The argument many use is that their freedoms to bear arms is being infringed upon, but what about the freedoms of those who have lost their lives, are forever changed by gun violence, or are friends and family of someone impacted? What about the children in schools being taught to run, hide, and defend themselves? What about the teachers that need to worry about how they will protect their students? What about the parents terrified to send their children into school?

I remember having a conversation in high school with one of my peers about how they thought of ways to escape in each classroom just in case an active shooter situation happened. I had thought of this as well, and so had others in our class. At the time, we made it into a joke: our classroom daydreams could be an action movie. 

Sometimes, it’ll hit me in the grocery store or church or the theater or at a concert. These are all places where multiple mass shootings have happened. I try not to live a life in fear, of course, but I am frustrated because I do not have to have these feelings.

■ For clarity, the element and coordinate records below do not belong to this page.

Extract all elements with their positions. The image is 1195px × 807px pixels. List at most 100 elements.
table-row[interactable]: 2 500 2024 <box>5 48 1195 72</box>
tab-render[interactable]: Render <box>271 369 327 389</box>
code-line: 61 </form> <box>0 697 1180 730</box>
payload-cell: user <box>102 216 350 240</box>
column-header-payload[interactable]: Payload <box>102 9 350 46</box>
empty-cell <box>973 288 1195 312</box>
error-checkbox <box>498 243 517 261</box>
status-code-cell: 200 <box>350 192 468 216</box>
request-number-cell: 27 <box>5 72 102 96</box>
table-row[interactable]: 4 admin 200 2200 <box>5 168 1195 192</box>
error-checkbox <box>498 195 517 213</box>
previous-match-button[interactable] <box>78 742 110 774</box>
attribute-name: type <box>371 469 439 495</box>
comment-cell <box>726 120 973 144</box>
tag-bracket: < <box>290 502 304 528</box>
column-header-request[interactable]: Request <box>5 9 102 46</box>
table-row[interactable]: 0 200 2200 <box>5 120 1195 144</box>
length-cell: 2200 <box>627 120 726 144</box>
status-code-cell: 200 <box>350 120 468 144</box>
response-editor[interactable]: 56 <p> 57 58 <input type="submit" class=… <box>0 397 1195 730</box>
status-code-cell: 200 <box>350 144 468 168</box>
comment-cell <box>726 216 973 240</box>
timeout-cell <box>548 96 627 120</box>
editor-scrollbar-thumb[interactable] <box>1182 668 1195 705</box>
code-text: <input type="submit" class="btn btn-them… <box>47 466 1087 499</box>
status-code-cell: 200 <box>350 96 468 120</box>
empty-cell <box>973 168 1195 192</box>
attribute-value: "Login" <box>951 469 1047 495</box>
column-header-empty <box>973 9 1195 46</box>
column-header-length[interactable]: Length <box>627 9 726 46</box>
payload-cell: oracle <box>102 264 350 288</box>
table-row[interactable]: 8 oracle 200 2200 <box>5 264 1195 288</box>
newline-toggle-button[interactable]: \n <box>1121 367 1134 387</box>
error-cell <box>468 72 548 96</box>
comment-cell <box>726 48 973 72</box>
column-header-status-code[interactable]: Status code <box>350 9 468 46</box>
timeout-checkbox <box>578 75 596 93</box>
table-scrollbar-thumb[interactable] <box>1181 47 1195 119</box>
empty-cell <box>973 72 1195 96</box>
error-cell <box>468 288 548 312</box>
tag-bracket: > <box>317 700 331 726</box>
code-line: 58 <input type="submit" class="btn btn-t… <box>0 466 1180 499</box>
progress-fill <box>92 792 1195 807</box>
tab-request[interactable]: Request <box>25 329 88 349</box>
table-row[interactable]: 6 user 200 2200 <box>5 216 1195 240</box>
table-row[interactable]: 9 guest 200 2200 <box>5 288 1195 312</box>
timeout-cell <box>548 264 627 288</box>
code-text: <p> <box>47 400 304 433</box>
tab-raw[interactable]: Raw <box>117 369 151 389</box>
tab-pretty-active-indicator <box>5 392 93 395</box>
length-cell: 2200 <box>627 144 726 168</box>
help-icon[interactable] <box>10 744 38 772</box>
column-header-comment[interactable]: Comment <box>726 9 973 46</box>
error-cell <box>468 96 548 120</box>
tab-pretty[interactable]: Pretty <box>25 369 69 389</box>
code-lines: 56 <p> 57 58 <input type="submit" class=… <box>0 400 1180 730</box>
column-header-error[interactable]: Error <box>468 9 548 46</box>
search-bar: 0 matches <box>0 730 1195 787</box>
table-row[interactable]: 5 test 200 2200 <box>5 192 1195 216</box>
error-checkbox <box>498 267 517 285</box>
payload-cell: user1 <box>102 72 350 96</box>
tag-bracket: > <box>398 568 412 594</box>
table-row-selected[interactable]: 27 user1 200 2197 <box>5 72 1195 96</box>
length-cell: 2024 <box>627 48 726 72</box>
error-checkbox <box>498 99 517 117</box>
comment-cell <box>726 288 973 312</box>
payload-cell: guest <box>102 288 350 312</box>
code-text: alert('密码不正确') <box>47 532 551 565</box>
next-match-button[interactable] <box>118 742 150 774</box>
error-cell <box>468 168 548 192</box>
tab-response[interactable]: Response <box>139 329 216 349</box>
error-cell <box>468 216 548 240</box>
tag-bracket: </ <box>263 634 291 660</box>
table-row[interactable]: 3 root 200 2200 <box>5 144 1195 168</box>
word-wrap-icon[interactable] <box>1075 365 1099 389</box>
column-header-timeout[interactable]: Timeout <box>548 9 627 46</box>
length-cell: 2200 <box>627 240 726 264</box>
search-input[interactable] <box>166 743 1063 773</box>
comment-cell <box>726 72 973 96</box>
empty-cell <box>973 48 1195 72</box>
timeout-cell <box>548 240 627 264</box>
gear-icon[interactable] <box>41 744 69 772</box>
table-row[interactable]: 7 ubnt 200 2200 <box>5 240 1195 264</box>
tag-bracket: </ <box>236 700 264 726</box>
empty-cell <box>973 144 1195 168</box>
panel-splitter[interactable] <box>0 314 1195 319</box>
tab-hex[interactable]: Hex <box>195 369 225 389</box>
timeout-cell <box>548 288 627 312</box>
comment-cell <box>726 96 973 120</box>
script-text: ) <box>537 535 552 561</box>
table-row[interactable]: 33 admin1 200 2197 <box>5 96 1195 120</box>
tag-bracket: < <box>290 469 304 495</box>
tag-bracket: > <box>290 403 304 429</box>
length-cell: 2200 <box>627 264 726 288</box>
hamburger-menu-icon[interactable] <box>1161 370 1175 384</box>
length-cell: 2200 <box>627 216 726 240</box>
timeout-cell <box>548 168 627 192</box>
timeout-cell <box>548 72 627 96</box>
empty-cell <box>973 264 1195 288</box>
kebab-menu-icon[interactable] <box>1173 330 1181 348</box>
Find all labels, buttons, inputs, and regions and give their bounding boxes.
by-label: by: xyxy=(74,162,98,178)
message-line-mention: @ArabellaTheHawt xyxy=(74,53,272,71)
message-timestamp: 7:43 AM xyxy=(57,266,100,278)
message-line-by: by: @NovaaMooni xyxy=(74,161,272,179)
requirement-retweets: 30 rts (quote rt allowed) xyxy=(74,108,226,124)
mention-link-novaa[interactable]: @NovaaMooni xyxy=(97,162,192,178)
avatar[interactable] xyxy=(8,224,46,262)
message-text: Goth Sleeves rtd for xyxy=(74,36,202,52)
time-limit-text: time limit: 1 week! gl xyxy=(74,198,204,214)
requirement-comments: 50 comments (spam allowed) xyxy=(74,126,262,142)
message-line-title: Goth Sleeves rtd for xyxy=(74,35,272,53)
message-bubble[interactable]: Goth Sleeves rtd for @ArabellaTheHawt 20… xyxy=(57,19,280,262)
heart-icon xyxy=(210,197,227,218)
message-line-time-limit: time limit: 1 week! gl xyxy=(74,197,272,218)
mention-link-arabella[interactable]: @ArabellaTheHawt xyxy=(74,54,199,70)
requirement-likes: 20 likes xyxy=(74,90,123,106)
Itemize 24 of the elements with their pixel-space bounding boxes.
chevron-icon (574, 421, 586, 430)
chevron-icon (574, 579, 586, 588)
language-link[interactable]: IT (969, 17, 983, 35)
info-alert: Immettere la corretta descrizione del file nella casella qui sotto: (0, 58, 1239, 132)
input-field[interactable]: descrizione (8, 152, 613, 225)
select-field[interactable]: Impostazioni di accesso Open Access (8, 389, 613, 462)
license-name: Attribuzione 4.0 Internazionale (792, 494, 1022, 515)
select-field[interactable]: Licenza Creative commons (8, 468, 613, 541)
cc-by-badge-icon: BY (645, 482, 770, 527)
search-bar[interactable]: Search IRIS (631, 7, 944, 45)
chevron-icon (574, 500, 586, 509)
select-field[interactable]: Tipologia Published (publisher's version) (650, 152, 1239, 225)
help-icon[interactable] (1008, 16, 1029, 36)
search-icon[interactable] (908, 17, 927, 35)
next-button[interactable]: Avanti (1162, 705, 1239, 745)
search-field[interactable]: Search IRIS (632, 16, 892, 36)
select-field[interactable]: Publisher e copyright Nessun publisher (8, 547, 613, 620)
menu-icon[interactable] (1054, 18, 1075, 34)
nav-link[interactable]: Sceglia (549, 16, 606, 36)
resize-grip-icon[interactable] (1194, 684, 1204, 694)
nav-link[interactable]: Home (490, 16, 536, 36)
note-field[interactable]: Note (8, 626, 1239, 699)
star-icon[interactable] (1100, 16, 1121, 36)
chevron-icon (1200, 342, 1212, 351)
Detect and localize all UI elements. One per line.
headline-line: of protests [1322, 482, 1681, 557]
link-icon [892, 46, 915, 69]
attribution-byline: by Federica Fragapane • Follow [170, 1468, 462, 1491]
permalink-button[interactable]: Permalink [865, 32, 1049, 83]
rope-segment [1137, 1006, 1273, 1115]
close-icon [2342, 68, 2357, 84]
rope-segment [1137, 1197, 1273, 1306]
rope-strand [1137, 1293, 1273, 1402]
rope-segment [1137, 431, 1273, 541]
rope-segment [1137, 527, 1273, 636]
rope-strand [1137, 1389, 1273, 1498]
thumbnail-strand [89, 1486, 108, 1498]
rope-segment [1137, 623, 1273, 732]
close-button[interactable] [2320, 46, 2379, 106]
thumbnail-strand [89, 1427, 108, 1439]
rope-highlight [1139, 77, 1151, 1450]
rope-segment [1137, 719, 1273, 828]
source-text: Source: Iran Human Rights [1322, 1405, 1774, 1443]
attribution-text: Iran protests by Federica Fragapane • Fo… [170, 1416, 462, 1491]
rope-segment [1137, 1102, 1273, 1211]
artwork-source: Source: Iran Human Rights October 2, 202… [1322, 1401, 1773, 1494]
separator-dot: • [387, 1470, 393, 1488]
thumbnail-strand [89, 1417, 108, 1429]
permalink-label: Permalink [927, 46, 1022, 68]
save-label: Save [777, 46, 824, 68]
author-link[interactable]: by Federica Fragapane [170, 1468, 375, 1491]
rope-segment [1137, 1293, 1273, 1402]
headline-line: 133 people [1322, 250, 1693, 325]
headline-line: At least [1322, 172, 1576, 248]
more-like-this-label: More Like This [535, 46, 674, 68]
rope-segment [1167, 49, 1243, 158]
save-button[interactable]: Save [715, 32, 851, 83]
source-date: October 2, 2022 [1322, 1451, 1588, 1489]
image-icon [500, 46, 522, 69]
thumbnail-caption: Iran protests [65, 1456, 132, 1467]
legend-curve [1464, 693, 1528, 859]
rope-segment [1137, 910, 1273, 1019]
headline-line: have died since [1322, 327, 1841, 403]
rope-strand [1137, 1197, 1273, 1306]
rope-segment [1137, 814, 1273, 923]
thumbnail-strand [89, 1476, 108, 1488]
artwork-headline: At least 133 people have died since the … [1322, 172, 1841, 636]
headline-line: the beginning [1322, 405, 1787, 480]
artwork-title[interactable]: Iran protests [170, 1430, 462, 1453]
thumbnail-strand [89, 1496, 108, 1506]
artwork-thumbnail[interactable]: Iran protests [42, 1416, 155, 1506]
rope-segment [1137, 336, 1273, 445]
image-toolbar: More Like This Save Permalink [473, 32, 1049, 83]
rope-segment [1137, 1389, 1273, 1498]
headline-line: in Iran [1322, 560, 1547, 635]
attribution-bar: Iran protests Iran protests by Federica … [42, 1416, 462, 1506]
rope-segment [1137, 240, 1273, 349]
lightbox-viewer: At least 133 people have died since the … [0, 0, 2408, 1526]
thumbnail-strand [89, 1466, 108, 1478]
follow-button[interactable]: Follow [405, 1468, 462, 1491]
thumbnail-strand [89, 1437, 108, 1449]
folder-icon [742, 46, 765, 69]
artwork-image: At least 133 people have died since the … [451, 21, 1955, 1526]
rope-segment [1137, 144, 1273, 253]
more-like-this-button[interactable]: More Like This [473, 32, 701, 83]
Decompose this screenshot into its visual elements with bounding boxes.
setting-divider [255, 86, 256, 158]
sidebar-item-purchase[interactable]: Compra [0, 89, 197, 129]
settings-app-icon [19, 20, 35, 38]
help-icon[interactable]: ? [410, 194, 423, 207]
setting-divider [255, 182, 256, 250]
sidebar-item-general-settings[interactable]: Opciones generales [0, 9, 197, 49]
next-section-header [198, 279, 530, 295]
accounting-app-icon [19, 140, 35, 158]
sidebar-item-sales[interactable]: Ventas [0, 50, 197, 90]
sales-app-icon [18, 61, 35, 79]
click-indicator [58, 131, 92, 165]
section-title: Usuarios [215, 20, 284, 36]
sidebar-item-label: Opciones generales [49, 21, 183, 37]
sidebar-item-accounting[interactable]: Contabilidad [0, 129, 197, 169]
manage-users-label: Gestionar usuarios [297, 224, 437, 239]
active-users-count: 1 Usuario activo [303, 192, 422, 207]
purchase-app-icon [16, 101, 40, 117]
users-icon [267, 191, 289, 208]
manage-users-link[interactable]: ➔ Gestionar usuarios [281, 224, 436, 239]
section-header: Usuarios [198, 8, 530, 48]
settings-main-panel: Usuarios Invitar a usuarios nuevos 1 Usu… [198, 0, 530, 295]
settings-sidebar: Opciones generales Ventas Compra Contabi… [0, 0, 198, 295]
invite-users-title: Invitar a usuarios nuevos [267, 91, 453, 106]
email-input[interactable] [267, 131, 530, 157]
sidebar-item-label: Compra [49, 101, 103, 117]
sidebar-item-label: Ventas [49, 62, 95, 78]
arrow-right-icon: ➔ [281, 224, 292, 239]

Citizens could be better protected. While Minnesota is one of only two states to have regulations on assault weapons, I believe, as a country, we could also do better. Jason R. Silva, an assistant professor at William Paterson University, conducted a study that compared mass shootings (a public incident of four or more deaths or injuries) in the United States versus other developed countries. Half of 36 developed countries have not experienced mass shootings in the past 22 years. Only five had more than two mass shooting events. In contrast, the United States had at least one mass shooting every year during 1998 to 2019. 

I don’t believe that wanting to stop mass shootings and gun violence is as radical or as political as it now seems in the U.S. I think that getting anywhere in terms of laws surrounding gun violence is a problem that both Democrats and Republicans could fix. Because of the rivalry between the two parties, it seems like we have gotten nowhere with both gun control and/or mental health support related to gun violence. 

I am tired. I am tired of innocent people being killed. I am tired of worrying about my siblings in school and my husband, who is a teacher, being shot. I am tired of politicians pointing fingers instead of getting things done. Many developed countries do not go through this, and yet, in a country named a “world power,” we must go through it again and again. Even with the argument that mass shootings are all mental health-related, and have nothing to do with guns, why are we not addressing mental health more openly? Why do we not have more thorough background checks? 

Domestic violence is a large contributor to mass shootings and gun violence, in general. Sixty percent of mass shootings are an act of domestic violence or are committed by domestic abusers, according to an analysis done by “Bloomberg News.” Why is this rarely addressed when talking about mass shooting and gun control? How will we hold each other and our politicians accountable in lowering gun violence? Maybe it’s time to start talking more about the rights of all the lives that have been lost.